第1章 短編集
「僕は・・・
死喰い人になります」
「・・・・・・そう」
いつかこんな話をするのだろうと思ってはいた。
そして、この話をされた時、どう答えるかはもう決まっていた
「ねえ、レグルス」
「はい」
「私ね、
死喰い人なの」
左腕の袖を捲って言うと、レギュラスは其処に立ち尽くした
「何故・・・ですか・・・」
掠れた声でレギュラスが言う
「私ね、レグルスにこうやって言われる日が来るとは思っていたの。死喰い人の話してる時のレグルス、すごく目が輝いてたんだもん。
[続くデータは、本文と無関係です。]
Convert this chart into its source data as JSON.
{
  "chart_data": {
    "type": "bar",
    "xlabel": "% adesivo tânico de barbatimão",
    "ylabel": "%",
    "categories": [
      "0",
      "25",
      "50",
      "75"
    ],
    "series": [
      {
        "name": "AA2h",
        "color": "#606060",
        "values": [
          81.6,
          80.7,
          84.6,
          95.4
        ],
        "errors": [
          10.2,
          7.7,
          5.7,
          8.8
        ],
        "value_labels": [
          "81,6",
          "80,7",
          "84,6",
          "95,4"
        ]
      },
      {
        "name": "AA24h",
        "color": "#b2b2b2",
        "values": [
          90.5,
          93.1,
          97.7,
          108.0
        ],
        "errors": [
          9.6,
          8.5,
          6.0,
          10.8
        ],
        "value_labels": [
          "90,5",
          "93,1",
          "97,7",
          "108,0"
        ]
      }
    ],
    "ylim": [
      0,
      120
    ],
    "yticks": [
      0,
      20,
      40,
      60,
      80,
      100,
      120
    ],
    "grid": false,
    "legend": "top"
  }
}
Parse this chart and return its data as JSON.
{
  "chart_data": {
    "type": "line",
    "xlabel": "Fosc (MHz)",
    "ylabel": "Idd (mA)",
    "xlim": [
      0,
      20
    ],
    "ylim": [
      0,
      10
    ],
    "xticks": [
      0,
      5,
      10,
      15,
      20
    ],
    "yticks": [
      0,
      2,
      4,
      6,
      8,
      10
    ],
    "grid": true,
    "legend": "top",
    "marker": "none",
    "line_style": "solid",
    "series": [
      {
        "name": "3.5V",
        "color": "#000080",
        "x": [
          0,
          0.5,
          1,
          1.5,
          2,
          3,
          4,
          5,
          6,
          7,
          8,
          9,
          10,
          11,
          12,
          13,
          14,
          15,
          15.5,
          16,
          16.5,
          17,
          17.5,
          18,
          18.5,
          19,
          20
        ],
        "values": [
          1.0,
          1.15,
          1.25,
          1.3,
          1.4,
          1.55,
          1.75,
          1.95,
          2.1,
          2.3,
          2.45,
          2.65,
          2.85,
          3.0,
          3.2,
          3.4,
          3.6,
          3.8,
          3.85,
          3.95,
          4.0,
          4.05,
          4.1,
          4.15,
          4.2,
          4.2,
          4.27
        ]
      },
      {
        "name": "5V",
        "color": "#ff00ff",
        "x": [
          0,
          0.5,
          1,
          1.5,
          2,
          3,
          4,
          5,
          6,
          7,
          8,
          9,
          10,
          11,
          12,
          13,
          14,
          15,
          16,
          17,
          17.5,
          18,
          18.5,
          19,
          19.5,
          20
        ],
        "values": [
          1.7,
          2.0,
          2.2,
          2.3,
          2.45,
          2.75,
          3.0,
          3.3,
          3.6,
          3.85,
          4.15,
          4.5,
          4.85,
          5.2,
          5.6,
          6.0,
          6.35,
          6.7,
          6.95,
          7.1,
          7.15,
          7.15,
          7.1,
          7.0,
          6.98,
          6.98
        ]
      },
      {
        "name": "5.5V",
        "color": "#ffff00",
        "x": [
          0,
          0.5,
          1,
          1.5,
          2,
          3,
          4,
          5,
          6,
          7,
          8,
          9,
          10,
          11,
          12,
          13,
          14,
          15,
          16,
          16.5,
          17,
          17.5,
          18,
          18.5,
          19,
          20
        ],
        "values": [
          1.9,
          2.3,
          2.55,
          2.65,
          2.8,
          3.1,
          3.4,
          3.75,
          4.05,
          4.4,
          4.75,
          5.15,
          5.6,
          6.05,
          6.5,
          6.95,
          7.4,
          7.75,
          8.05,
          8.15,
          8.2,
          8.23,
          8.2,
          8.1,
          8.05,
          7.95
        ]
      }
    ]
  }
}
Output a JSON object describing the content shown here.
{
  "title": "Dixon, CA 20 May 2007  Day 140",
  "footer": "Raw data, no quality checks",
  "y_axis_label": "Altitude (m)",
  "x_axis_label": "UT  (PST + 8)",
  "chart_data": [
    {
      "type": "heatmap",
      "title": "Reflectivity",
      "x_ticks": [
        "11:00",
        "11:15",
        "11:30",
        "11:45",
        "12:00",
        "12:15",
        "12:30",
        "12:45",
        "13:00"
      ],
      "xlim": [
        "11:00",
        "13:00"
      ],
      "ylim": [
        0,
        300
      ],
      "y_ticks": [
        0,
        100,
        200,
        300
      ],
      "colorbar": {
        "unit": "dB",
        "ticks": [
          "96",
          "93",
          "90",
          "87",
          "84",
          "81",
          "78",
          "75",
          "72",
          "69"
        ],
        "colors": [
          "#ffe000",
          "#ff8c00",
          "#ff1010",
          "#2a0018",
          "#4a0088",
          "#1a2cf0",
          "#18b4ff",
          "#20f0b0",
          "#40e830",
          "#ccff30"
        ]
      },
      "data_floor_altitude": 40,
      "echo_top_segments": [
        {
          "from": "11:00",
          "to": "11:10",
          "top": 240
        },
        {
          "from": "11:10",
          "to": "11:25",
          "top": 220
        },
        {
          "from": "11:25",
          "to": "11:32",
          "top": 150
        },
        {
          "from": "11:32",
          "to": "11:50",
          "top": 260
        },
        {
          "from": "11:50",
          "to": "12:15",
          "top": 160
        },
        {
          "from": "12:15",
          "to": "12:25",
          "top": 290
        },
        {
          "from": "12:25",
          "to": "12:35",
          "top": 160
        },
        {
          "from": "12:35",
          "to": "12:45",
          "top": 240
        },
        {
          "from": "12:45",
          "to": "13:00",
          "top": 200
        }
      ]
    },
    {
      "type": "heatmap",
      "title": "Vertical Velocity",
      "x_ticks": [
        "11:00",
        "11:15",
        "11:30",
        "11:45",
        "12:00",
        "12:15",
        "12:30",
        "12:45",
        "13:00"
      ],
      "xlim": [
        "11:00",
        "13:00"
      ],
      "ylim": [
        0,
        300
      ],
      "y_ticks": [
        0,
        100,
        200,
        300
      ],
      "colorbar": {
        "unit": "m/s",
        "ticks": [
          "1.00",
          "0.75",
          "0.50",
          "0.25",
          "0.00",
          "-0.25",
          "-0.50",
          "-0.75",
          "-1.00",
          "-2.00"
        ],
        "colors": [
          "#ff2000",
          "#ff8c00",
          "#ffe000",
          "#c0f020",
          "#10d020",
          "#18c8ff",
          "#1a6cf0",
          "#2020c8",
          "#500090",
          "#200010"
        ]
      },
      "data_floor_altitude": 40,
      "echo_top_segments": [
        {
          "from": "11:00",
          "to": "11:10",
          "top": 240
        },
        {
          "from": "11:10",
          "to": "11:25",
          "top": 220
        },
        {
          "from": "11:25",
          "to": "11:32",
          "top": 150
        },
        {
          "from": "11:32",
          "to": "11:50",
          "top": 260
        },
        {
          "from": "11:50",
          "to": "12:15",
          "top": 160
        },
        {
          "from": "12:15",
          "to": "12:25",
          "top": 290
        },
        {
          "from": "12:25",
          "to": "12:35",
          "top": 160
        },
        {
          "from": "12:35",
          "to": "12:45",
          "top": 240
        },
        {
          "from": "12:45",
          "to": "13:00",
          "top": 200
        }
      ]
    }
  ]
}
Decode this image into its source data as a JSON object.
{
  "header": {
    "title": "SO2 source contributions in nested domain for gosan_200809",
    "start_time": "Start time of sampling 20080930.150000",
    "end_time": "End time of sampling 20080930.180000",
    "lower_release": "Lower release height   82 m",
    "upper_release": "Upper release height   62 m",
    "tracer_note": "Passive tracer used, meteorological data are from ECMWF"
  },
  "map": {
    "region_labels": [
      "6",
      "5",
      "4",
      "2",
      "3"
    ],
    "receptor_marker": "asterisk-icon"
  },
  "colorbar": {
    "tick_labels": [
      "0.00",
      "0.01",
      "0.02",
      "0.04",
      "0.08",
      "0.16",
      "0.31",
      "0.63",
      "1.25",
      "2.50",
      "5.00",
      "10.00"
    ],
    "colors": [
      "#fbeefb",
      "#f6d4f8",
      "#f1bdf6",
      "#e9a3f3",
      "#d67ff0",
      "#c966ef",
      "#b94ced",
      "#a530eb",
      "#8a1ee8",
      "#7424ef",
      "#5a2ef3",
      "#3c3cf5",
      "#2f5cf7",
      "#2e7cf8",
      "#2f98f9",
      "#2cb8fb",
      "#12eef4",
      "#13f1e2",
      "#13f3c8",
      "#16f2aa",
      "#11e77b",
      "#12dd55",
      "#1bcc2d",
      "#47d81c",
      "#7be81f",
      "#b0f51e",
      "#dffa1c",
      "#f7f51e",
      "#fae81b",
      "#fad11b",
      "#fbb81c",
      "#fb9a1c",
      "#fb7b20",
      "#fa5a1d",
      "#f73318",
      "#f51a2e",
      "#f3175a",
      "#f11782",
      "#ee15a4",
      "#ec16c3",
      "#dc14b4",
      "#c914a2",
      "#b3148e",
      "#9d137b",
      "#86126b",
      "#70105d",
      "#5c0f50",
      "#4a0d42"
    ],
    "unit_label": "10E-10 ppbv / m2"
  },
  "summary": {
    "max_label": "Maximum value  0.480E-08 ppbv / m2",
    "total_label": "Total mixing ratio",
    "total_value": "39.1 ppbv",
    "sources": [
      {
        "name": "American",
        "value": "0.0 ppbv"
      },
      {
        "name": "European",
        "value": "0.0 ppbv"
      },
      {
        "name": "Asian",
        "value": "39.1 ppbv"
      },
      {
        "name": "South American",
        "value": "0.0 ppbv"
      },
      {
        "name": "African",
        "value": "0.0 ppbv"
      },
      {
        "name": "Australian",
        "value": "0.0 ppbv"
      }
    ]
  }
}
だから、先回りしてやろうと思って」
レギュラスに私も死喰い人になりたいと言ったら彼は何をしてでも私を止めるだろう
だから私は彼より先に死喰い人になった
レギュラスと戦うために
「私、レグルスと戦う。貴方一人で戦うのを黙って見てるなんて出来ない・・・」
真剣な眼差しでレギュラスを見るとレギュラスはさっきと同じの掠れた声で弱々しく言った
「・・・僕が何を言っても聞きそうにもないから今まで貴女を止めるために先手を打ってきたのに・・・そうやってる所を見せまいと見透かした態度をとっていたのに・・・何故・・・何故こんな重要な所で・・・」
「レグルス、貴方も辛かったはずなのに入学前のブラック家からの威圧を忘れさせようとしてくれた。だから私も貴方を助けるわ。」
震えるレギュラスをぎゅう、と抱きしめると「大丈夫」と言って頭を撫でた。
16歳になったレギュラスは死喰い人になった。